"Anti-terör söyleminin ceza hukukuna taşınmasının sebebi, siyasal suça ilişkin toplumsal ve tarihsel derinlikleri, yekpare bir yapıya ve "şeytani bir organizmaya" dönüştürme hasletidir."
Demokrat Yargı Derneği Eşbaşkanı Orhan Gazi Ertekin, bianet'e yaptığı açıklamada, Ergenekon davasında derin devletin gerçek mağdurlarının "fail" haline getirilmeye çalışıldığını ve onlarla "alay edildiğini" söyledi. Ertekin, özetle şunları söyledi:
* Ergenekon, 1970'lerin hakim derin devlet tarifini oluşturan "Kontrgerilla" üzerinden algılanmamalı. Her dönemin "derin devlet" temsili onu tarif eden güçlerin siyasi algısına bağlı.

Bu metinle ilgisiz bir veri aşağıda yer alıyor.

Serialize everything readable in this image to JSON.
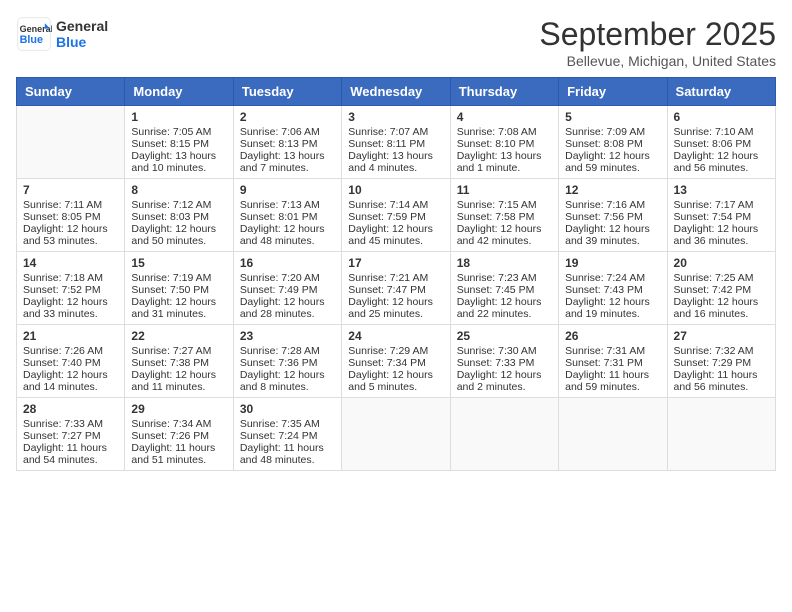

* Siyasi güçler, derin devlet dosyasının faillerini ve müştekilerini de belirler. Kontrgerillanın failleri, Seferberlik Tetkik Dairesi, Özel Harp Dairesi gibi karargahların personeli ve onların militer ve paramiliter kadrolarıydı. İşkence, suikast, katliam gibi suçların müştekisi ise devrimci güçlerden başlayarak halkın geniş kesimleriydi.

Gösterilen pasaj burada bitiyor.